According to Ainscough, there will also be a second intermediate wave breaking along the sides of the pool, which will be 30 cm smaller (there will be two partitions of reef running through the length of the pool, either side of the central board-walk). This design is unique to the Snowdonia lagoon and essentially doubles capacity. Finally, there will be a wide space at each end of the lagoon for a pack of beginner surfers to practise pop-ups, 25 at each end. 

Conwy Adventure Leisure, the principal financial backers, recently signed a seven figure contract with Wavegarden, allowing them to use both the technology and established name of the Basque based company. Throughout the planning process, Surf Snowdonia has worked closely with the Wave Garden engineers, striving to create a quality and financially viable product. 

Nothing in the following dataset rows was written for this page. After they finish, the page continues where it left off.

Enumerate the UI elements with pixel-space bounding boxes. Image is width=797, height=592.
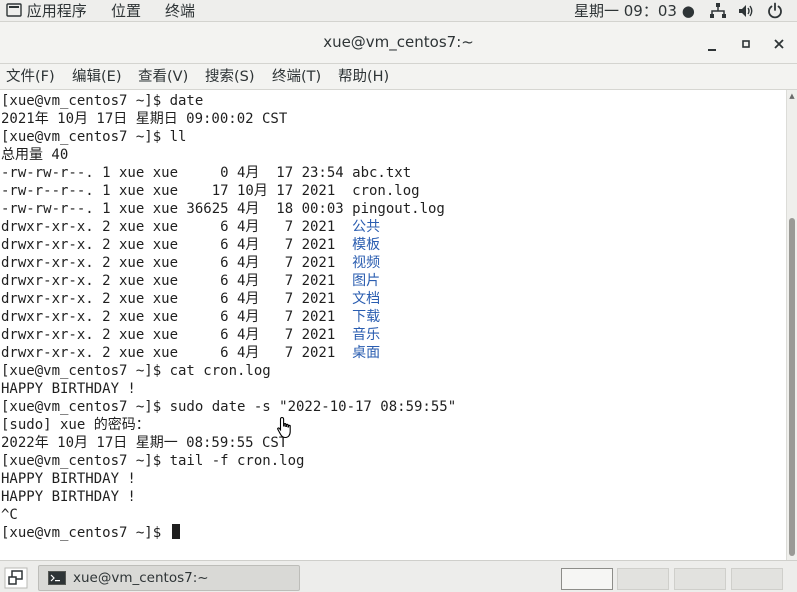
workspace-1[interactable] [561, 568, 613, 590]
terminal-line: [xue@vm_centos7 ~]$ date [1, 93, 204, 109]
network-icon[interactable] [709, 2, 727, 20]
menu-terminal[interactable]: 终端(T) [272, 68, 321, 86]
directory-name: 公共 [352, 219, 381, 235]
terminal-line: HAPPY BIRTHDAY ! [1, 471, 136, 487]
directory-name: 模板 [352, 237, 381, 253]
terminal-line: HAPPY BIRTHDAY ! [1, 381, 136, 397]
show-desktop-icon[interactable] [4, 567, 28, 589]
scroll-up-icon[interactable]: ▲ [788, 92, 796, 100]
terminal-line: drwxr-xr-x. 2 xue xue 6 4月 7 2021 视频 [1, 255, 381, 271]
directory-name: 桌面 [352, 345, 381, 361]
terminal-line: -rw-r--r--. 1 xue xue 17 10月 17 2021 cro… [1, 183, 420, 199]
bottom-taskbar: xue@vm_centos7:~ [0, 560, 797, 592]
terminal-scrollbar[interactable]: ▲ [786, 90, 797, 560]
terminal-line: 总用量 40 [1, 147, 69, 163]
text-cursor [171, 524, 180, 539]
directory-name: 图片 [352, 273, 381, 289]
workspace-2[interactable] [617, 568, 669, 590]
terminal-app-menu[interactable]: 终端 [165, 1, 195, 21]
terminal-line: -rw-rw-r--. 1 xue xue 36625 4月 18 00:03 … [1, 201, 445, 217]
terminal-line: [xue@vm_centos7 ~]$ sudo date -s "2022-1… [1, 399, 457, 415]
applications-menu[interactable]: 应用程序 [6, 1, 87, 21]
terminal-line: drwxr-xr-x. 2 xue xue 6 4月 7 2021 图片 [1, 273, 381, 289]
applications-label: 应用程序 [26, 2, 87, 20]
terminal-line: ^C [1, 507, 18, 523]
top-bar: 应用程序 位置 终端 星期一 09：03 ● [0, 0, 797, 22]
maximize-button[interactable] [735, 33, 757, 55]
terminal-line: [xue@vm_centos7 ~]$ ll [1, 129, 187, 145]
window-titlebar[interactable]: xue@vm_centos7:~ [0, 22, 797, 64]
menu-view[interactable]: 查看(V) [138, 68, 188, 86]
terminal-line: [xue@vm_centos7 ~]$ cat cron.log [1, 363, 271, 379]
clock[interactable]: 星期一 09：03 ● [574, 1, 695, 21]
terminal-line: 2022年 10月 17日 星期一 08:59:55 CST [1, 435, 288, 451]
applications-icon [6, 3, 22, 17]
maximize-icon [742, 40, 750, 48]
terminal-prompt-line[interactable]: [xue@vm_centos7 ~]$ [1, 524, 456, 542]
menu-help[interactable]: 帮助(H) [338, 68, 389, 86]
terminal-output[interactable]: [xue@vm_centos7 ~]$ date 2021年 10月 17日 星… [0, 90, 786, 560]
taskbar-window-label: xue@vm_centos7:~ [73, 570, 209, 586]
close-button[interactable] [768, 33, 790, 55]
places-menu[interactable]: 位置 [111, 1, 141, 21]
close-icon [774, 39, 784, 49]
directory-name: 视频 [352, 255, 381, 271]
menu-file[interactable]: 文件(F) [6, 68, 55, 86]
minimize-icon [708, 49, 716, 51]
terminal-line: drwxr-xr-x. 2 xue xue 6 4月 7 2021 模板 [1, 237, 381, 253]
menu-bar: 文件(F) 编辑(E) 查看(V) 搜索(S) 终端(T) 帮助(H) [0, 64, 797, 90]
menu-edit[interactable]: 编辑(E) [72, 68, 121, 86]
window-title: xue@vm_centos7:~ [323, 33, 474, 51]
terminal-line: drwxr-xr-x. 2 xue xue 6 4月 7 2021 桌面 [1, 345, 381, 361]
directory-name: 音乐 [352, 327, 381, 343]
terminal-line: drwxr-xr-x. 2 xue xue 6 4月 7 2021 下载 [1, 309, 381, 325]
terminal-line: -rw-rw-r--. 1 xue xue 0 4月 17 23:54 abc.… [1, 165, 412, 181]
directory-name: 下载 [352, 309, 381, 325]
terminal-line: [sudo] xue 的密码： [1, 417, 150, 433]
workspace-3[interactable] [674, 568, 726, 590]
hand-pointer-icon [277, 416, 291, 439]
terminal-line: HAPPY BIRTHDAY ! [1, 489, 136, 505]
desktop-screen: 应用程序 位置 终端 星期一 09：03 ● xue@vm_centos7:~ [0, 0, 797, 592]
volume-icon[interactable] [737, 2, 755, 20]
scrollbar-thumb[interactable] [789, 218, 795, 556]
directory-name: 文档 [352, 291, 381, 307]
workspace-4[interactable] [731, 568, 783, 590]
power-icon[interactable] [766, 2, 784, 20]
minimize-button[interactable] [701, 33, 723, 55]
terminal-icon [48, 571, 66, 585]
taskbar-window-button[interactable]: xue@vm_centos7:~ [38, 565, 300, 591]
terminal-line: drwxr-xr-x. 2 xue xue 6 4月 7 2021 文档 [1, 291, 381, 307]
terminal-line: drwxr-xr-x. 2 xue xue 6 4月 7 2021 公共 [1, 219, 381, 235]
terminal-line: drwxr-xr-x. 2 xue xue 6 4月 7 2021 音乐 [1, 327, 381, 343]
terminal-line: [xue@vm_centos7 ~]$ tail -f cron.log [1, 453, 305, 469]
menu-search[interactable]: 搜索(S) [205, 68, 255, 86]
terminal-line: 2021年 10月 17日 星期日 09:00:02 CST [1, 111, 288, 127]
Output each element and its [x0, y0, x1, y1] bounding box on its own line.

Our engineers are already working hard on the production of the new 1.9m high version, which features important improvements to the quality, capacity and frequency of the Wavegarden lagoon. Josema Odriozola, CEO of Wavegarden

“We are very excited about signing the contract to build the UK’s first commercial Wavegarden facility in North Wales,” says Josema Odriozola, founder and CEO of Wavegarden. “The commitment Conwy Adventure Leisure has placed in us and our technology marks without question a milestone in Wavegarden’s history. Our engineers are already working hard on the production of the new 1.9m high version, which features important improvements to the quality, capacity and frequency of the Wavegarden lagoon.”

The site, near the town of Dolgarrog, had been an aluminium works since 1916, but closed in 2007. Facing dereliction, an action group was rapidly set up to develop the site. Conwy Council Deputy Leader, Ronnie Hughes, describes the location as “of immense importance to the Conwy Valley”, adding: “It is important that we see it brought back into active economic use in a way that supports the county’s economy in a sympathetic way, yet also brings something new and unique to the area.”

This is a step into the unknown for all parties involved. Prototypes may have been successful, but the Wavegarden engineers have never worked with a pool of this size. As for the economic sustainability, it remains to be seen whether a remote North Wales location will attract the 70,000 annual visitors anticipated by investors. Banishing all scepticism, most will welcome this news with salivating mouths. We have all mind surfed the Basque Wavegarden to bits and by June 2015, if you’re prepared to part with some pounds, those mechanical green walls will be yours for the taking.